C’est une option qui revient très souvent sur le tapis. Je ne suis pas sure que cela soit la meilleure idée, mais comme elle m’est beaucoup suggérée, je me dis qu’il serait peut-être pertinent de l’étudier. Ce n’est pas aussi simple que cela en a l’air.
A priori, je ne suis pas du tout emballée par le concept. Mais du tout du tout du tout… bref…
Viens, on va y réfléchir ensemble !
Quitter Haïti
Bah oui ! Déjà, premier problème. Comment quitter Haïti ? C’est pas comme si on n’était pas en pleine pandémie mondiale !
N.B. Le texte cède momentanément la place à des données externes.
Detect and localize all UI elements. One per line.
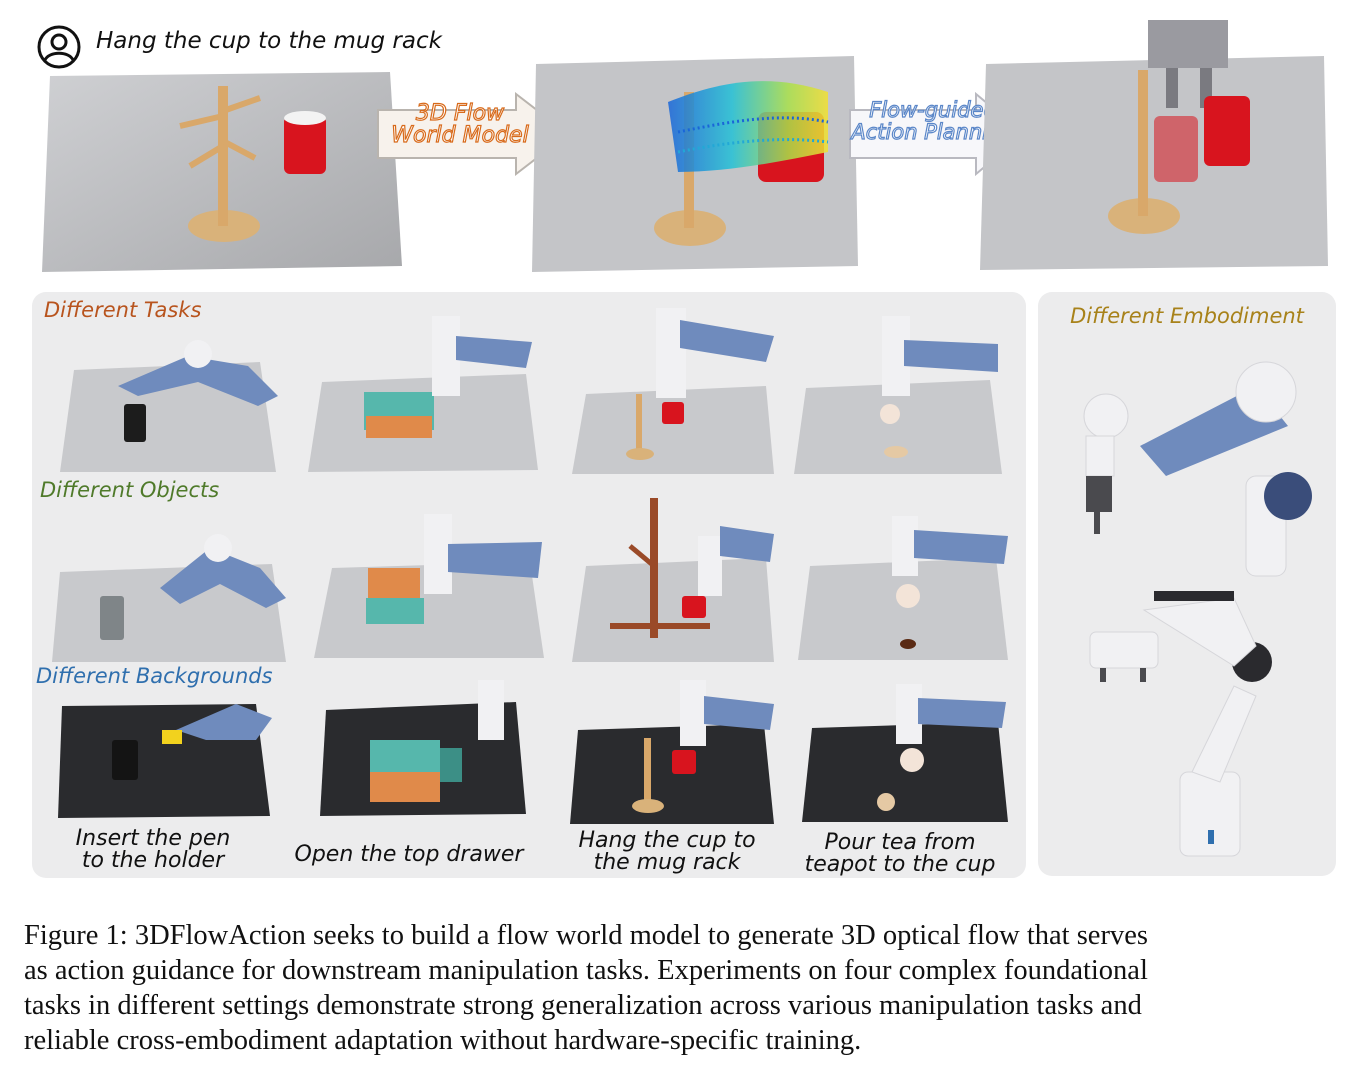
world-model-label-1: 3D Flow <box>415 101 505 126</box>
object-image-mug-rack <box>570 496 774 664</box>
figure-caption-line3: tasks in different settings demonstrate … <box>24 990 1142 1021</box>
world-model-label-2: World Model <box>391 123 530 148</box>
embodiment-robot-franka <box>1084 586 1324 862</box>
caption-drawer: Open the top drawer <box>294 842 524 867</box>
caption-pen-line2: to the holder <box>81 848 225 873</box>
figure-caption-line1: Figure 1: 3DFlowAction seeks to build a … <box>24 920 1148 951</box>
object-image-drawer <box>312 514 546 660</box>
row-label-objects: Different Objects <box>40 478 220 502</box>
row-label-backgrounds: Different Backgrounds <box>36 664 273 688</box>
instruction-text: Hang the cup to the mug rack <box>96 28 442 54</box>
caption-cup-line1: Hang the cup to <box>578 828 756 853</box>
object-image-pen-holder <box>50 508 286 664</box>
figure-caption-line2: as action guidance for downstream manipu… <box>24 955 1148 986</box>
caption-tea-line2: teapot to the cup <box>804 852 996 877</box>
action-planning-label-1: Flow-guided <box>869 97 998 122</box>
task-image-mug-rack <box>570 308 774 476</box>
figure-caption-line4: reliable cross-embodiment adaptation wit… <box>24 1025 862 1056</box>
initial-scene-image <box>40 66 404 276</box>
caption-tea-line1: Pour tea from <box>824 830 976 855</box>
caption-cup-line2: the mug rack <box>593 850 741 875</box>
caption-pen-line1: Insert the pen <box>75 826 231 851</box>
row-label-tasks: Different Tasks <box>44 298 202 322</box>
task-image-drawer <box>306 316 540 474</box>
user-circle-icon <box>37 25 81 69</box>
flow-prediction-image <box>528 52 862 274</box>
embodiment-robot-xarm <box>1056 356 1320 580</box>
task-image-pen-holder <box>58 326 278 476</box>
background-image-pen-holder <box>56 700 272 820</box>
world-model-arrow: 3D Flow World Model <box>376 92 572 176</box>
background-image-teapot <box>800 684 1010 824</box>
background-image-mug-rack <box>568 680 774 826</box>
task-image-teapot <box>792 316 1004 476</box>
action-execution-image <box>978 20 1332 272</box>
embodiment-title: Different Embodiment <box>1070 304 1304 328</box>
background-image-drawer <box>318 680 528 818</box>
object-image-teapot <box>796 516 1010 662</box>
Tout d’abord, sache qu’il est hors de question que j’aille prendre l’avion à Port-au-Prince. C’est super dangereux en ce moment. Ça tire et kidnappe dans tous les sens, et la route de l’aéroport est régulièrement bloquée et prise en otage par les bandits. Ça se calme un peu ces derniers jours mais je n’ai pas du tout envie de tenter le diable. Donc non, pas Port-au-Prince.
Je quitterai Haïti par la République Dominicaine. Pour cela, encore faudrait-il que la frontière entre les deux pays réouvre officiellement pour que je puisse faire tamponner mon passeport. Ça a l’air de bouger de ce côté-là. Le nouveau président Abinader a renforcé la sécurité frontalière et envoyé des militaires, en prévision de la réouverture, je suppose. Je l’espère.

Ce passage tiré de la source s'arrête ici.